Era 90an saja, tidak semua desa warganya punya kendaraan L300, tapi sekarang di era terkini, hampir di desa mudah mendapatkan armada angkutan bak terbuka, dan ini juga menjadi pesaing bagi angkutan desa. Pastinya angkutan pedesaan seiring waktu jelas akan menurun bukan malah naik, apalagi jika kemudian mobil yang dikendaraai tidak mengalami peremajaan, maka warga pun enggan untuk naik kendaraan umum ini.
Rata-rata pemilik kendaraan bukan supirnya langsung, jadi kendaraan milik juragann, uang dari angkutan desa ini dibagi setiap harinya dengan perincian bagian untuk supir, bensin, dan pemilik kendaraan atau juragan angkut. Akan tragis jika pemilik kendaraan atau juragan angkot ini merasa rugi, lalu menjual semua angkutan desanya, alasan mereka ngapain meneruskan bisnis yang tidak jelas, banyak ruginya dan tidak menguntungkan.

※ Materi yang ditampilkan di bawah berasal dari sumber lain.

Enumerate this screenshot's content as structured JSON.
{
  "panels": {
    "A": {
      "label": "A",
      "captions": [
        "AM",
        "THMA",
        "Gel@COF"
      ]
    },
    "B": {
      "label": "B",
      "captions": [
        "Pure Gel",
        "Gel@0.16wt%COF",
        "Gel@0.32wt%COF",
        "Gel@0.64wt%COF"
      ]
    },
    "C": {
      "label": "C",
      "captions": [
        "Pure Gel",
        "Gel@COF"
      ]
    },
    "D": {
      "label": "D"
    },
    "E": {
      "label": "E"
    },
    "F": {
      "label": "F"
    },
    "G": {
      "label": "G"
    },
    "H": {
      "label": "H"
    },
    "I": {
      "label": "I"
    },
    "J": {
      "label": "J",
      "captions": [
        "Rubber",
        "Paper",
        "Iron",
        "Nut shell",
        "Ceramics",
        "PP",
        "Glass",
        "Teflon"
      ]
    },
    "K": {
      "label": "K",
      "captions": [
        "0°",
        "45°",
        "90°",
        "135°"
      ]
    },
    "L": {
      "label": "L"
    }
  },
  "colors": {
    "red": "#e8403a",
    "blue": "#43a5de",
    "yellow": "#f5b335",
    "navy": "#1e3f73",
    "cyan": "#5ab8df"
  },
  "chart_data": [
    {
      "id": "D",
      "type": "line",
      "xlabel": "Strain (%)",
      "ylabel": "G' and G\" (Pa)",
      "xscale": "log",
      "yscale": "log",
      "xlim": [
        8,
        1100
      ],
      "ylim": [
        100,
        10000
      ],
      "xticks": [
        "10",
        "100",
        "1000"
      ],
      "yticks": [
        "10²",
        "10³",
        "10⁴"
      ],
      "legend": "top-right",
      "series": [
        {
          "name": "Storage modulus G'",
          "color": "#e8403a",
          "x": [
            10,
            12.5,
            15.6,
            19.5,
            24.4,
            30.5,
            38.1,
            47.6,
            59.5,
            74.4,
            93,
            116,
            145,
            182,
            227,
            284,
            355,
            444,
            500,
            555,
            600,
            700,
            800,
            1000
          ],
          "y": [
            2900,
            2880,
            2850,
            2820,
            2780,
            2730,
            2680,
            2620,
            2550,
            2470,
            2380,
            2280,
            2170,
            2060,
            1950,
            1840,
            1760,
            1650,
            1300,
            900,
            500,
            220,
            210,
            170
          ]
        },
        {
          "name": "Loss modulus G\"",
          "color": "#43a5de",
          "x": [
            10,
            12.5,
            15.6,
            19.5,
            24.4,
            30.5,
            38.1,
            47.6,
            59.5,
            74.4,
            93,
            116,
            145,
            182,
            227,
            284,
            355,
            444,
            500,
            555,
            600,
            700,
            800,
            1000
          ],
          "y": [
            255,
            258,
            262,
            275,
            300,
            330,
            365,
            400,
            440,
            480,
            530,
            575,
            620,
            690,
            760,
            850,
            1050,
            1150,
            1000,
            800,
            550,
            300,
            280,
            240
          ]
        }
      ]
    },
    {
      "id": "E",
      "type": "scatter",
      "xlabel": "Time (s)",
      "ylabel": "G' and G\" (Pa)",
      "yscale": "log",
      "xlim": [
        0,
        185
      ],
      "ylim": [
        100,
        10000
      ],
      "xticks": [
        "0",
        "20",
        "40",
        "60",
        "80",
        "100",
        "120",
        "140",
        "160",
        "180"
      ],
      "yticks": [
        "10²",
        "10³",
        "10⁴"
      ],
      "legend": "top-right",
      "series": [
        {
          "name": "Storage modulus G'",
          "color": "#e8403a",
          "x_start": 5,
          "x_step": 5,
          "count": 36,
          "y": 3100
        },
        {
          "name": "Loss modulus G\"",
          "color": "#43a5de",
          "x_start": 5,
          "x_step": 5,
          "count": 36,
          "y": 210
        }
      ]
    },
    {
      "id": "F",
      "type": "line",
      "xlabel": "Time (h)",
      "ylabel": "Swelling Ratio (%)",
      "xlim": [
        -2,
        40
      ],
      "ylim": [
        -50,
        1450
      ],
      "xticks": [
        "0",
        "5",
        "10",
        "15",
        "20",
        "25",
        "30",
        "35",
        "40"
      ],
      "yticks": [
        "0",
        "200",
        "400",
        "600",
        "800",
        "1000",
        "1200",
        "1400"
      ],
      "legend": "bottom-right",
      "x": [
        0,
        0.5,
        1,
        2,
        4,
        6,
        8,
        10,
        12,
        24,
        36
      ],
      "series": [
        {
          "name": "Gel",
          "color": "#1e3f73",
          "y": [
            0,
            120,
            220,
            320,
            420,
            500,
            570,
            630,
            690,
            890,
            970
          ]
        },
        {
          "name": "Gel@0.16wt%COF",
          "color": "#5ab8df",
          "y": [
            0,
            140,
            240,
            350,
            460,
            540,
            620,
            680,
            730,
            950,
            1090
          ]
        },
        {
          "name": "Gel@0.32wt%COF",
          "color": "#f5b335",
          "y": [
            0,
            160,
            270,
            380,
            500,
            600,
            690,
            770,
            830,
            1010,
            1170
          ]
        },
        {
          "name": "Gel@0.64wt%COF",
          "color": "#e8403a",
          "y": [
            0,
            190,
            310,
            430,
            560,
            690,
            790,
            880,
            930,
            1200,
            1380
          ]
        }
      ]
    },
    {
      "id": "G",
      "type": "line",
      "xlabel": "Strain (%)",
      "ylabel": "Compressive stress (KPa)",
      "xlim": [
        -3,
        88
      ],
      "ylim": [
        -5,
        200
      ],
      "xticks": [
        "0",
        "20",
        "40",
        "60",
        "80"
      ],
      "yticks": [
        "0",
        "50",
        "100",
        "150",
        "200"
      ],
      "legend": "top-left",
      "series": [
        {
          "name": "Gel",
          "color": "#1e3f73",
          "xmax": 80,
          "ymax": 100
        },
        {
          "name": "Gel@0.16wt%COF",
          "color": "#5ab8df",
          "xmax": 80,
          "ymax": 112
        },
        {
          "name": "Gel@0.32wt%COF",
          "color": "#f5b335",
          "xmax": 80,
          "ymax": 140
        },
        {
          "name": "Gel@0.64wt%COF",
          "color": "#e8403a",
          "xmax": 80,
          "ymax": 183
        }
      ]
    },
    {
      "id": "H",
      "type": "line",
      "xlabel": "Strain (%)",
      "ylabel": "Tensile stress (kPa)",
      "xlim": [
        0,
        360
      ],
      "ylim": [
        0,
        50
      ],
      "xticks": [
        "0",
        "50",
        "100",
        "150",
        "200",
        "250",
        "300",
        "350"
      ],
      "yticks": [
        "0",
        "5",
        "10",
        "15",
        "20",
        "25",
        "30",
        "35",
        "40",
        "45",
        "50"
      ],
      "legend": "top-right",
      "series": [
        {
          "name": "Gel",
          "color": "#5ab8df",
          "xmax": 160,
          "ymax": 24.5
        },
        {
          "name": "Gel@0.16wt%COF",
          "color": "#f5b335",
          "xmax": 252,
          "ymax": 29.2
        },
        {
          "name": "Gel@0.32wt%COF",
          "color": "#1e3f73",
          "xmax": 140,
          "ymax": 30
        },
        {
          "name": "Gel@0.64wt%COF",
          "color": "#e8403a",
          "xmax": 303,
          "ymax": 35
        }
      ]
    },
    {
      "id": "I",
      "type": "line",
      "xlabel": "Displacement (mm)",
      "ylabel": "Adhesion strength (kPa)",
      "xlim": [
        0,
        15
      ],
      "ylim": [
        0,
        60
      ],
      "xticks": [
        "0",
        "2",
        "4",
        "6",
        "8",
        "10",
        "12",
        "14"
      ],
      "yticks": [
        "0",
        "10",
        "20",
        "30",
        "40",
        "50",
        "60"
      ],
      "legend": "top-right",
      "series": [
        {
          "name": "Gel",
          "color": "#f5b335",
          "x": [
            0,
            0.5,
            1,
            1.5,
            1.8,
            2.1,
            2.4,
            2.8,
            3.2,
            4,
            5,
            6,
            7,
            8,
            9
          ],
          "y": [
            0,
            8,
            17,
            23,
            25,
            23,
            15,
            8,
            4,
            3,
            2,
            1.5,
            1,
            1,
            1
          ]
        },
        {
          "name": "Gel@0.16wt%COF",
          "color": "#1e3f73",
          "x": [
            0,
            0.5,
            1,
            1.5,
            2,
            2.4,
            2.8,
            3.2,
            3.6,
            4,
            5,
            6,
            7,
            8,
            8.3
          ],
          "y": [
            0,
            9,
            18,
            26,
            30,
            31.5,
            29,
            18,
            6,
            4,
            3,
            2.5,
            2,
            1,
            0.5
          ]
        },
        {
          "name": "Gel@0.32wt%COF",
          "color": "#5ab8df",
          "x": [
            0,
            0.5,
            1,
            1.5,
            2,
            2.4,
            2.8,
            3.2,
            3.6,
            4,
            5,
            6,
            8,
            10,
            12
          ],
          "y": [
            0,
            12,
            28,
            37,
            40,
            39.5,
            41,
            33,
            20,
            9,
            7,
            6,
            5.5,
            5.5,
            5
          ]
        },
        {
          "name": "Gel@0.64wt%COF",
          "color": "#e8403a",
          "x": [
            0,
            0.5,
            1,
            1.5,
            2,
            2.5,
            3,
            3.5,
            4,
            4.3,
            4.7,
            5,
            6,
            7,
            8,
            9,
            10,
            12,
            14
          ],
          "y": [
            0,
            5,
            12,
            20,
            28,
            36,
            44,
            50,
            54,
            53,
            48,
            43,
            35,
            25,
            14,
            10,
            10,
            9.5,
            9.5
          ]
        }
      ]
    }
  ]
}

Ngetem angkutan desa jelas tidak ada yang cepat, maklum harus mencari penumpang, lebih baik menunggu lama, terus penumpang ada, daripada tidak ada penumpang kemudian supir jalan melewati antar desa sesuai rute, padahal untuk jalan jelas butuh bensin, inilah yang menyebabkan banyak supir ngetem lama, sedangkan kalau ngetem lama, penumpang juga punya janji kegiatan lainnya, jika ngetem lama maka rugi banyak waktu, menghabiskan waktu saja, gara-gara numpang angkutan desa.
Pekerjaan rumah bagi Pemerintah Kabupaten/Kota untuk merawat kebijakan akutan desa karena ini adalah angkutan umum dan sangat mendukung peningkatan ekonomi warga, selain ongkosnya murah, dan juga bisa menjadi solusi dalam mengirimkan produk barang dari rumahnya ke pasar atau ke tempat lainnya. Namun sisi yang lain, ada pergeseran warga dimana mereka merasakan malu saat naik angkutan desa, mereka merasakan gengsi, perubahan naik motor sendiri menjadi kendala yang mendasar atas merosotnya angkutan desa.